# Breeding Cloning Crayfish As Feeders



## uhjkool (Mar 26, 2004)

Hey guys, I recently bought six marbled crayfish to breed as feeders for my reds. Two of them are now holding eggs and I was wondering if any of you have any advice on what to do when the eggs hatch. Do I just let it be or do I need to remove the babies from the tank? They are currently in a 55 gallon tank along with some breeding cherry shrimp and breeding guppies. Thanks for any advice!


----------



## Ægir (Jan 21, 2006)

Other things in the tank might eat them. Mothers typically dont, but others might.
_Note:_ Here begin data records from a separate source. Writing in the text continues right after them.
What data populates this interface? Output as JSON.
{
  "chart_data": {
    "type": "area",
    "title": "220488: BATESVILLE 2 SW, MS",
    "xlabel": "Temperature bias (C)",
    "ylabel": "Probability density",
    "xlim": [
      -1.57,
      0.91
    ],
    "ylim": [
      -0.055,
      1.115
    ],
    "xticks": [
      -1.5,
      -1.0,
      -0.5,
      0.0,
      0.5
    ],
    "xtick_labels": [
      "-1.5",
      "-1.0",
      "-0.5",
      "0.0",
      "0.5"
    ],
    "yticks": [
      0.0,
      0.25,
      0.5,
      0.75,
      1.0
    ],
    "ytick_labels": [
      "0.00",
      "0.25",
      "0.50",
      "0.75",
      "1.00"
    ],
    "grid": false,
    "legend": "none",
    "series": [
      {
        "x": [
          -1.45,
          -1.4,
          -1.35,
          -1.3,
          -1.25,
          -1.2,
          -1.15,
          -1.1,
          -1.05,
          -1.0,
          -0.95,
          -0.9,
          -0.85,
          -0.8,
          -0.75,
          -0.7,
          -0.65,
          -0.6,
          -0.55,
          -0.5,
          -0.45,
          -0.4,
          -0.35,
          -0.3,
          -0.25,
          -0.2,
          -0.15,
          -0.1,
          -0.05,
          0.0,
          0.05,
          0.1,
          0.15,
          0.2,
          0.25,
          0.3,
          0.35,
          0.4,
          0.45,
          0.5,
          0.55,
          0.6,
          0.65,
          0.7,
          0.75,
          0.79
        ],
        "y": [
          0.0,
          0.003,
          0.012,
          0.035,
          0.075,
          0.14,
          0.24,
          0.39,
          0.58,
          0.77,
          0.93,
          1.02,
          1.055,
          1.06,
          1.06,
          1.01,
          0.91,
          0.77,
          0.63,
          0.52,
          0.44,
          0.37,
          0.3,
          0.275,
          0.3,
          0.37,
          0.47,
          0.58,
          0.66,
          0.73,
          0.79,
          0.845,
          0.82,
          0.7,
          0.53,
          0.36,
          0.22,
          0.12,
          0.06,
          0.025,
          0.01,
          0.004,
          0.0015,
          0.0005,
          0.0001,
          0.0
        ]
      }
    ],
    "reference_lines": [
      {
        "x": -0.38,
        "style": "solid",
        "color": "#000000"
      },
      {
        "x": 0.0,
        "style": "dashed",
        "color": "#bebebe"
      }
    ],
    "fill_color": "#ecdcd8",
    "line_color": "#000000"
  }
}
You will want a sand substrate or small gravel, and with temps around 80 they can grow to 3" in a few weeks.


----------



## uhjkool (Mar 26, 2004)

Thanks! I was wondering about the temp. I just noticed you are from Montana. Where at?


----------



## Ægir (Jan 21, 2006)

I am in Texas for work... been here over a year. Born and raised in the western part of Montana near the Idaho border.


----------



## uhjkool (Mar 26, 2004)

Very cool. I think that part of Montana is gorgeous. I have grandparents that I visit in Coeur d'Alene occasionally.


----------



## Ægir (Jan 21, 2006)

I miss it every day... lived and been all over the US and always have an urge to move back to that area. Hard to beat, even Coeur D'Alene is a great place.

West Texas is a flat desolate wasteland, doesnt even compare


----------



## uhjkool (Mar 26, 2004)

Just a quick update, I am still waiting for the first batch of crayfish, but in the meantime all but one of the crayfish have berried up. So I have a total of 5 crayfish carrying who knows how many eggs! I hope my reds enjoy them otherwise I'll have enough fishing bait for years to come!


----------



## jo3l (Nov 22, 2008)

Update on the marbles? Interested in setting up a similar set up.


----------